Pick a realistic goal first
Pacing strategy is meaningless without an honest goal. Base it on your recent training and a recent shorter race, not on hope. Our race time predictor will estimate a marathon range from a recent 10K or half — note that it's a range, and that predicting a marathon from a short race assumes you've actually done the long-run training.
Even or slightly negative splits
The fastest marathons are run on even or slightly negative splits — the second half as fast as, or faster than, the first. Practically, that means starting 5–10 seconds per kilometre slower than goal pace for the first few kilometres, settling into goal pace, and only pushing in the final 10K if you have it.
Use the race pace calculator to build a split sheet. If your goal is 4:00:00, that's about 5:41/km — so you want to pass halfway around 1:59–2:00, not 1:55.
Fuel before you're empty
Your body stores roughly 90 minutes of glycogen at marathon effort. Start taking carbohydrate early — around 30–60g per hour — from the first 30–40 minutes, not when you feel low. By the time you feel empty, it's too late to fully recover.
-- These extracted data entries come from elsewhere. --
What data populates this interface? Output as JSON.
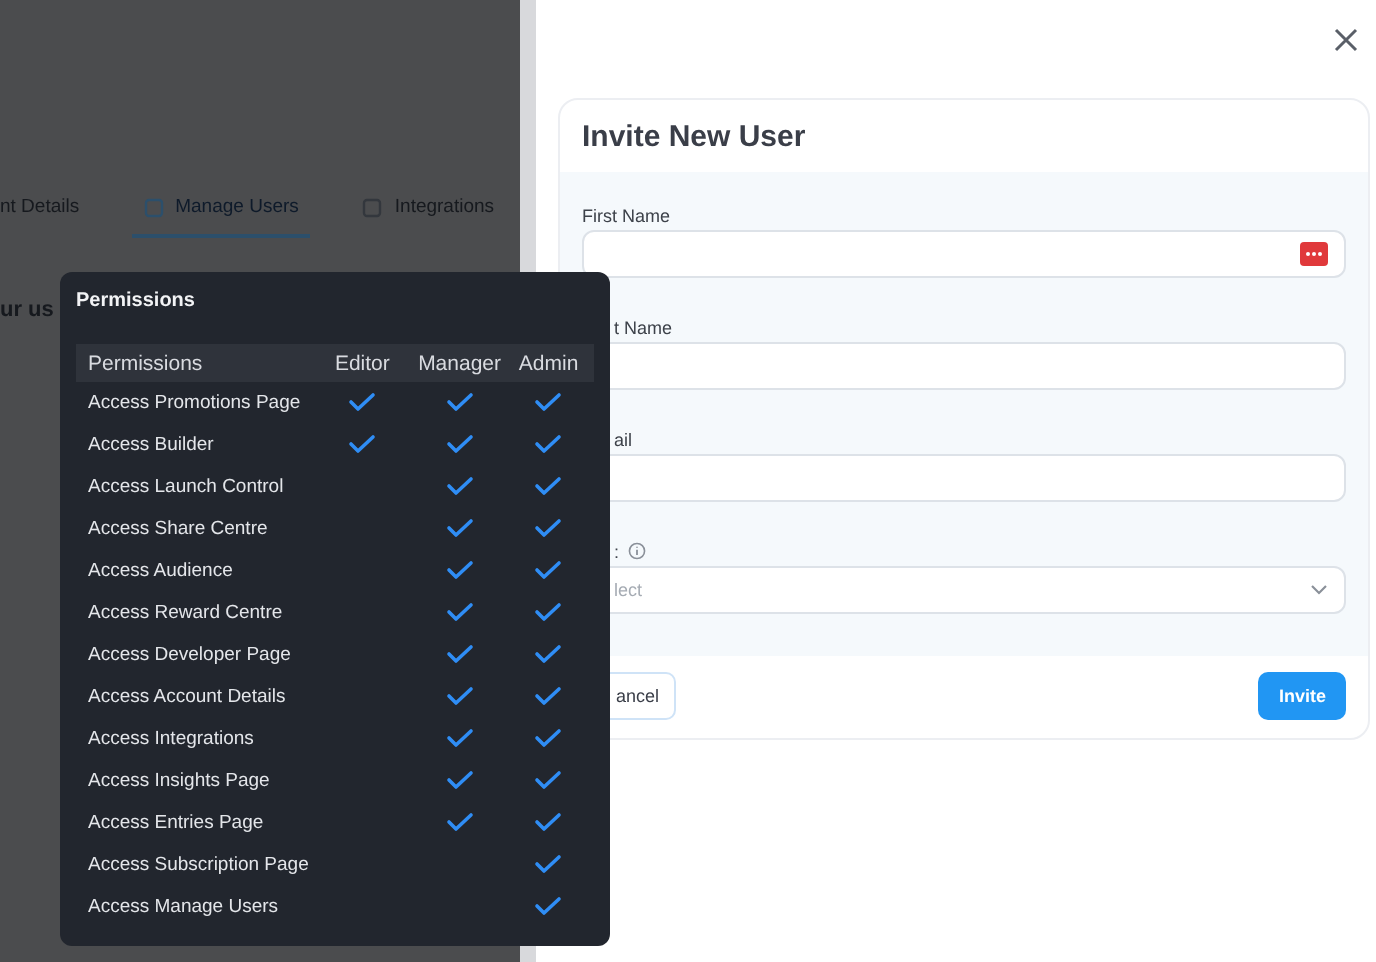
{
  "background": {
    "tabs": [
      {
        "label": "nt Details",
        "selected": false,
        "icon": false
      },
      {
        "label": "Manage Users",
        "selected": true,
        "icon": true
      },
      {
        "label": "Integrations",
        "selected": false,
        "icon": true
      }
    ],
    "text": "ur us"
  },
  "permissions": {
    "title": "Permissions",
    "columns": [
      "Permissions",
      "Editor",
      "Manager",
      "Admin"
    ],
    "rows": [
      {
        "name": "Access Promotions Page",
        "editor": true,
        "manager": true,
        "admin": true
      },
      {
        "name": "Access Builder",
        "editor": true,
        "manager": true,
        "admin": true
      },
      {
        "name": "Access Launch Control",
        "editor": false,
        "manager": true,
        "admin": true
      },
      {
        "name": "Access Share Centre",
        "editor": false,
        "manager": true,
        "admin": true
      },
      {
        "name": "Access Audience",
        "editor": false,
        "manager": true,
        "admin": true
      },
      {
        "name": "Access Reward Centre",
        "editor": false,
        "manager": true,
        "admin": true
      },
      {
        "name": "Access Developer Page",
        "editor": false,
        "manager": true,
        "admin": true
      },
      {
        "name": "Access Account Details",
        "editor": false,
        "manager": true,
        "admin": true
      },
      {
        "name": "Access Integrations",
        "editor": false,
        "manager": true,
        "admin": true
      },
      {
        "name": "Access Insights Page",
        "editor": false,
        "manager": true,
        "admin": true
      },
      {
        "name": "Access Entries Page",
        "editor": false,
        "manager": true,
        "admin": true
      },
      {
        "name": "Access Subscription Page",
        "editor": false,
        "manager": false,
        "admin": true
      },
      {
        "name": "Access Manage Users",
        "editor": false,
        "manager": false,
        "admin": true
      }
    ]
  },
  "drawer": {
    "title": "Invite New User",
    "fields": [
      {
        "label": "First Name",
        "kind": "text",
        "autofill_icon": true,
        "info": false
      },
      {
        "label": "t Name",
        "kind": "text",
        "autofill_icon": false,
        "info": false
      },
      {
        "label": "ail",
        "kind": "text",
        "autofill_icon": false,
        "info": false
      },
      {
        "label": ":",
        "kind": "select",
        "placeholder": "lect",
        "info": true
      }
    ],
    "buttons": [
      {
        "label": "ancel",
        "kind": "secondary"
      },
      {
        "label": "Invite",
        "kind": "primary"
      }
    ]
  }
}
Effort, not pace, on a tough day
Heat, wind, and hills all raise the effort of any given pace. On a hot day, adjust your goal before the start and run by effort. A marathon run 10 seconds per kilometre too fast in the heat will cost you minutes later.
Train the way you'll race
Race-pace long runs are the most specific marathon workout there is. A good marathon plan rehearses goal pace and fueling in training, so race day is a repeat of something you've already done — not a gamble.
Run the first half with your head and the second half with your legs. Build your plan and practise the pacing long before race morning.